Eine Veränderung im Beschaffungswesen ist für eine öffentliche Einrichtung eine strategisch wichtige Entscheidung mit weitreichenden Folgen.

Als Faustregel gilt am Theater Regensburg aktuell, dass das Kriterium Nachhaltigkeit rund 10% der Vergabeentscheidung ausmachen sollte. Bei Beschaffungen unter der Vergabegrenze werden mittlerweile fast ausschließlich regionale Anbieter gewählt.

Außerdem wird mithilfe von entsprechenden Ökolabels auf den Footprint des Produkts geachtet: Die Obstkiste, die es im Winter für die Mitarbeiter:innen im Büro gibt, ist regional. Es wurde auf 100 % Recyclingpapier umgestellt, wofür auch eine deutliche Preissteigerung in Kauf genommen wurde. Umso größer ist jetzt der Ansporn den Papierverbrauch insgesamt zu reduzieren!  Anders sieht es bei Ausschreibungen mit höheren Summen aus. “Nachhaltigkeit“ lässt sich hier nur mit Einschränkungen als Vergabekriterium einbauen, weil das Kriterium der Regionalität diskriminierend gegenüber Dienstleistern in anderen Bundesländern sein könnte. 

Fazit: Nachhaltiges Produzieren am Theater ist möglich …

 … wenn man keine Angst vor kleinen Schritten hat und in Experimenten Dinge ausprobiert und ggf. auch wieder verwirft.
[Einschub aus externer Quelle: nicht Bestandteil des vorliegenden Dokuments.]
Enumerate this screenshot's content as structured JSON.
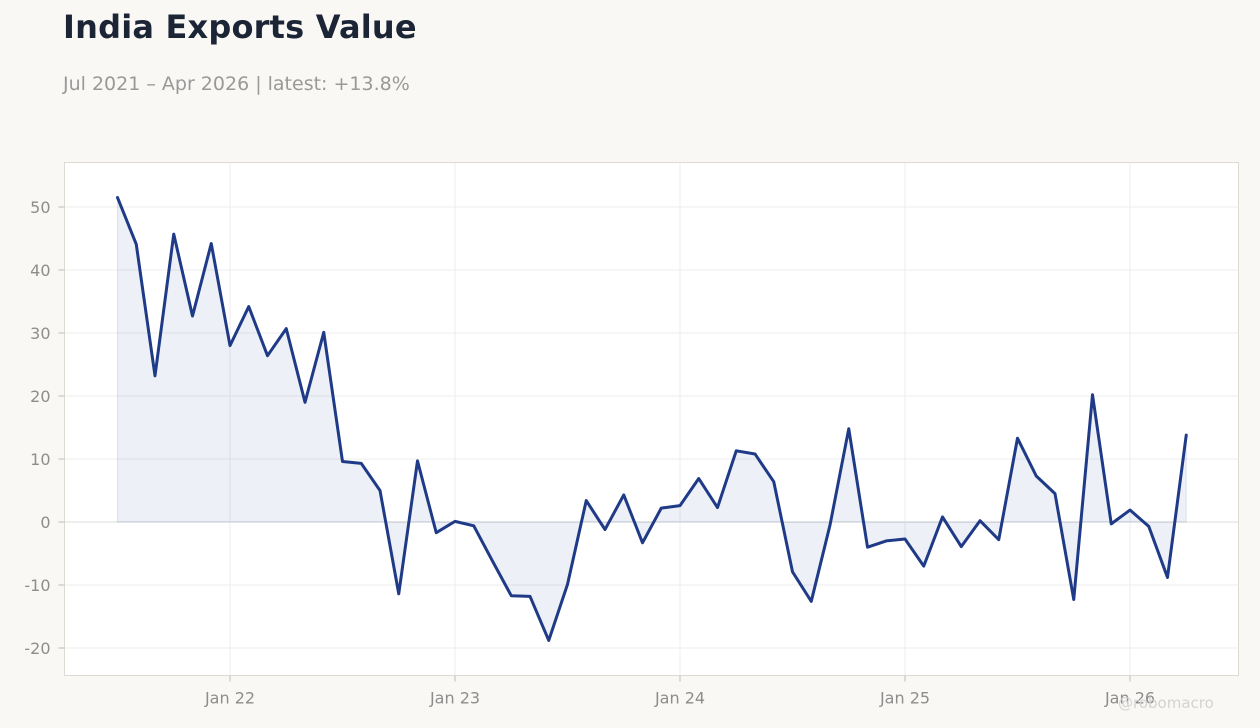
{
  "title": "India Exports Value",
  "subtitle": "Jul 2021 – Apr 2026 | latest: +13.8%",
  "watermark": "@robomacro",
  "colors": {
    "line": "#1f3a87",
    "fill": "#1f3a87",
    "grid": "#ececec",
    "zero_line": "#dddddd",
    "plot_border": "#dcdad2",
    "tick_label": "#8d8d8d"
  },
  "chart_data": {
    "type": "area",
    "x_start": "2021-07",
    "x_end": "2026-04",
    "x_ticks": [
      {
        "date": "2022-01",
        "label": "Jan 22"
      },
      {
        "date": "2023-01",
        "label": "Jan 23"
      },
      {
        "date": "2024-01",
        "label": "Jan 24"
      },
      {
        "date": "2025-01",
        "label": "Jan 25"
      },
      {
        "date": "2026-01",
        "label": "Jan 26"
      }
    ],
    "y_ticks": [
      50,
      40,
      30,
      20,
      10,
      0,
      -10,
      -20
    ],
    "ylim": [
      -24,
      57
    ],
    "grid": true,
    "legend": "none",
    "series": [
      {
        "x": [
          "2021-07",
          "2021-08",
          "2021-09",
          "2021-10",
          "2021-11",
          "2021-12",
          "2022-01",
          "2022-02",
          "2022-03",
          "2022-04",
          "2022-05",
          "2022-06",
          "2022-07",
          "2022-08",
          "2022-09",
          "2022-10",
          "2022-11",
          "2022-12",
          "2023-01",
          "2023-02",
          "2023-03",
          "2023-04",
          "2023-05",
          "2023-06",
          "2023-07",
          "2023-08",
          "2023-09",
          "2023-10",
          "2023-11",
          "2023-12",
          "2024-01",
          "2024-02",
          "2024-03",
          "2024-04",
          "2024-05",
          "2024-06",
          "2024-07",
          "2024-08",
          "2024-09",
          "2024-10",
          "2024-11",
          "2024-12",
          "2025-01",
          "2025-02",
          "2025-03",
          "2025-04",
          "2025-05",
          "2025-06",
          "2025-07",
          "2025-08",
          "2025-09",
          "2025-10",
          "2025-11",
          "2025-12",
          "2026-01",
          "2026-02",
          "2026-03",
          "2026-04"
        ],
        "values": [
          51.5,
          44.1,
          23.2,
          45.7,
          32.7,
          44.2,
          28.0,
          34.2,
          26.4,
          30.7,
          19.0,
          30.1,
          9.6,
          9.3,
          5.0,
          -11.4,
          9.7,
          -1.7,
          0.1,
          -0.6,
          -6.2,
          -11.7,
          -11.8,
          -18.8,
          -9.9,
          3.4,
          -1.2,
          4.3,
          -3.3,
          2.2,
          2.6,
          6.9,
          2.3,
          11.3,
          10.8,
          6.4,
          -7.9,
          -12.6,
          -0.5,
          14.8,
          -4.0,
          -3.0,
          -2.7,
          -7.0,
          0.8,
          -3.9,
          0.2,
          -2.8,
          13.3,
          7.3,
          4.5,
          -12.3,
          20.2,
          -0.3,
          1.9,
          -0.7,
          -8.8,
          13.8
        ]
      }
    ]
  }
}
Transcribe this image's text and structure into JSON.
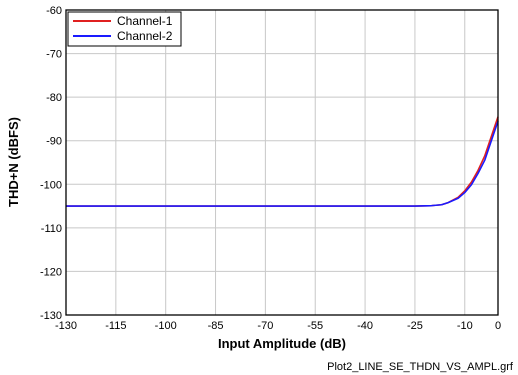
{
  "chart_data": {
    "type": "line",
    "title": "",
    "xlabel": "Input Amplitude (dB)",
    "ylabel": "THD+N (dBFS)",
    "xlim": [
      -130,
      0
    ],
    "ylim": [
      -130,
      -60
    ],
    "xticks": [
      -130,
      -115,
      -100,
      -85,
      -70,
      -55,
      -40,
      -25,
      -10,
      0
    ],
    "yticks": [
      -60,
      -70,
      -80,
      -90,
      -100,
      -110,
      -120,
      -130
    ],
    "grid": true,
    "legend_position": "top-left",
    "series": [
      {
        "name": "Channel-1",
        "color": "#e02020",
        "x": [
          -130,
          -120,
          -110,
          -100,
          -90,
          -80,
          -70,
          -60,
          -50,
          -40,
          -30,
          -25,
          -20,
          -17,
          -15,
          -12,
          -10,
          -8,
          -6,
          -4,
          -2,
          0
        ],
        "y": [
          -105,
          -105,
          -105,
          -105,
          -105,
          -105,
          -105,
          -105,
          -105,
          -105,
          -105,
          -105,
          -104.9,
          -104.7,
          -104.2,
          -103,
          -101.5,
          -99.5,
          -96.8,
          -93.5,
          -89,
          -84.5
        ]
      },
      {
        "name": "Channel-2",
        "color": "#1a1aff",
        "x": [
          -130,
          -120,
          -110,
          -100,
          -90,
          -80,
          -70,
          -60,
          -50,
          -40,
          -30,
          -25,
          -20,
          -17,
          -15,
          -12,
          -10,
          -8,
          -6,
          -4,
          -2,
          0
        ],
        "y": [
          -105,
          -105,
          -105,
          -105,
          -105,
          -105,
          -105,
          -105,
          -105,
          -105,
          -105,
          -105,
          -104.9,
          -104.7,
          -104.2,
          -103.2,
          -101.9,
          -100.1,
          -97.5,
          -94.5,
          -90,
          -85.5
        ]
      }
    ]
  },
  "footer": {
    "filename": "Plot2_LINE_SE_THDN_VS_AMPL.grf"
  }
}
Die Veränderungskraft ist im Betrieb des Theaters Regensburg definitiv vorhanden. Dass sie mit vorgegebenen Umständen kreativ umgehen können, stellen sie immer wieder unter Beweis. Und dabei zählt aktuell mehr der Grundsatz des „Einfach machens“ und des Dranbleibens als eine im Detail ausgearbeiteten Strategie.